Hibata.id – Sebagai wujud nyata pelestarian satwa endemik dan penghormatan terhadap warisan adat Batui, Konau Institut bekerja sama dengan Pemerintah Kelurahan Tolando resmi meluncurkan Wilayah Konservasi Maleo Sambal (KMS) pada Selasa (13/5/2025) di Bungin Sambal, Kelurahan Tolando, Kecamatan Batui, Kabupaten Banggai.
Peresmian ini ditandai dengan penanaman simbolik dua telur burung maleo oleh tokoh adat Daka’nyo Tolando dan Binsilo Balantang, serta penanaman 115 pohon kemiri oleh Lurah Tolando bersama seluruh peserta. Penanaman ini menjadi simbol harapan akan keberlanjutan dan perlindungan lingkungan untuk generasi mendatang.
Acara diawali dengan pembacaan dan penandatanganan Piagam KMS, yang disaksikan oleh perangkat adat Batui, lembaga adat, pemuda, dan masyarakat setempat. Piagam tersebut memuat lima komitmen utama: menetapkan wilayah Bungin Sambal sebagai kawasan konservasi untuk perlindungan burung maleo dan ekosistemnya.

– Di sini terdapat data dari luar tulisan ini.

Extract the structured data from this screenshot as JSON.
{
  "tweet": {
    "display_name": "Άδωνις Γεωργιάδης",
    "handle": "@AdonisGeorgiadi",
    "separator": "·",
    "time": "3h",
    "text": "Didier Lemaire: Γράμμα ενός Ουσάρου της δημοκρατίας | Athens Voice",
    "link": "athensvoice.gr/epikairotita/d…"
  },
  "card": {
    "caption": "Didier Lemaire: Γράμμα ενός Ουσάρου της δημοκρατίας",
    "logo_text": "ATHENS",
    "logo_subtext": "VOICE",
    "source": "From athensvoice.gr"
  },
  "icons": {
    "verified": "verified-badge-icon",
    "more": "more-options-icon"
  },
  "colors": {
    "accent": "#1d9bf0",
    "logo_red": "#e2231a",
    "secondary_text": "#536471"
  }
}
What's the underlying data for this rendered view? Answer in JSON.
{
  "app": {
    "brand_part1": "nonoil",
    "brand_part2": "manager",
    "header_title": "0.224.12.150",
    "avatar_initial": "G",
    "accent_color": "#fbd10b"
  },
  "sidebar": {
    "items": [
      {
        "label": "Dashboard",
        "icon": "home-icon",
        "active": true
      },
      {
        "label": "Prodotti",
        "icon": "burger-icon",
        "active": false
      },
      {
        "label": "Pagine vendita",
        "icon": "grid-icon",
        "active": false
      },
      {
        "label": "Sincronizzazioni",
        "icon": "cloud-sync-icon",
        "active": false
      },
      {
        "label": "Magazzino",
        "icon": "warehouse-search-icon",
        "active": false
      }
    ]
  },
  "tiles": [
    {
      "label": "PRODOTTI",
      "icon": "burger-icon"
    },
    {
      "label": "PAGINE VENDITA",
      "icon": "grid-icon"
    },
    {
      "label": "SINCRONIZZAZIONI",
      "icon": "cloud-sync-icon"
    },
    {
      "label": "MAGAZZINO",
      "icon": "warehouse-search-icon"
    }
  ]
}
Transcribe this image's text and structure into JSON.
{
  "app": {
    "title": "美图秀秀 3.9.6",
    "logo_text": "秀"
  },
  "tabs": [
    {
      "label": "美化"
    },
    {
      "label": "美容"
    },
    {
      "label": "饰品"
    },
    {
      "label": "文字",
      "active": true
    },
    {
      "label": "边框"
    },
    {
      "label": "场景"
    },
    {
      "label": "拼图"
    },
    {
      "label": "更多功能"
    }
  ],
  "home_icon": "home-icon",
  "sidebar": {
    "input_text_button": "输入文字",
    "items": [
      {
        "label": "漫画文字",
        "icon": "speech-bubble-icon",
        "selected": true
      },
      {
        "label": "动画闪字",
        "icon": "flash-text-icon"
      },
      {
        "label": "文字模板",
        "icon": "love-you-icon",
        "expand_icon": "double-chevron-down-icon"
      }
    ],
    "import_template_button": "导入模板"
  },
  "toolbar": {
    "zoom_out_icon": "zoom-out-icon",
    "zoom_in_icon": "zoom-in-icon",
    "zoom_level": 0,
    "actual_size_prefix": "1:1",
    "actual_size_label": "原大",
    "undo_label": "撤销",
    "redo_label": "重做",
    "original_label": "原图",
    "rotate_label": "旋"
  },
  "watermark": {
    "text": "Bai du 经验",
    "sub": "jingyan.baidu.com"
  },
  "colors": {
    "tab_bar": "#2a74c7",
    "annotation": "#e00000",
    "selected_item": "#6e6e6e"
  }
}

Selain itu, piagam tersebut memuat lima komitmen terkait; melindungi habitat maleo dari perambahan, perburuan, pertambangan, dan aktivitas perusak lainnya; mengelola kawasan secara partisipatif dengan berbasis pada kearifan lokal.
Juga menguatkan peran lembaga adat, perangkat adat, masyarakat adat, dan pemuda dalam menjaga hutan dan alam; dan Menjadikan piagam ini sebagai acuan resmi bagi semua pihak — termasuk pemerintah, aparat, dan lembaga pembangunan — untuk menghormati nilai-nilai adat dan prinsip konservasi dalam setiap kegiatan di wilayah ini.
Dalam sambutannya, Lurah Tolando, Budiarto K. Abdurahman menegaskan bahwa pelestarian burung maleo bukan semata isu lingkungan, tetapi juga bagian dari identitas dan kehormatan masyarakat adat Batui.
“Saya mengajak seluruh masyarakat untuk bersatu menjaga habitat burung maleo. Tanpa dukungan kita semua, kelangsungan hidup satwa ini akan terancam,” ujarnya.
Ia juga menyampaikan apresiasi kepada Konau Institut dan seluruh pihak yang telah berkontribusi, menyebut kegiatan ini sebagai bagian dari amanah para leluhur.
Sementara itu, Ketua Panitia Pelaksana, Ahmad Yasin Siyah, menegaskan bahwa peluncuran wilayah konservasi ini adalah langkah awal dari komitmen masyarakat Batui dalam menjaga kelestarian burung maleo dan ekosistemnya di atas tanah adat yang diwariskan turun-temurun.
“Ini bukan sekadar pelestarian satwa, tetapi penghormatan atas warisan leluhur yang telah mengakar dalam jiwa kami. Menjaga kehidupan burung maleo di tanah adat Batui adalah kewajiban kami sebagai penerus dan penjaga adat,” ungkapnya penuh semangat.
Acara berlangsung dari pukul 08.00 hingga selesai, mencakup rangkaian kegiatan mulai dari registrasi tamu, laporan panitia, sambutan para pejabat dan tokoh adat, hingga prosesi penanaman dan ramah tamah dengan warga.
Peresmian Wilayah Konservasi Maleo Sambal ini menjadi tonggak penting dalam gerakan pelestarian ekologis berbasis adat di Sulawesi Tengah, sekaligus menandai kebangkitan kesadaran kolektif masyarakat Batui dalam menjaga ruang hidupnya secara bermartabat dan berkelanjutan.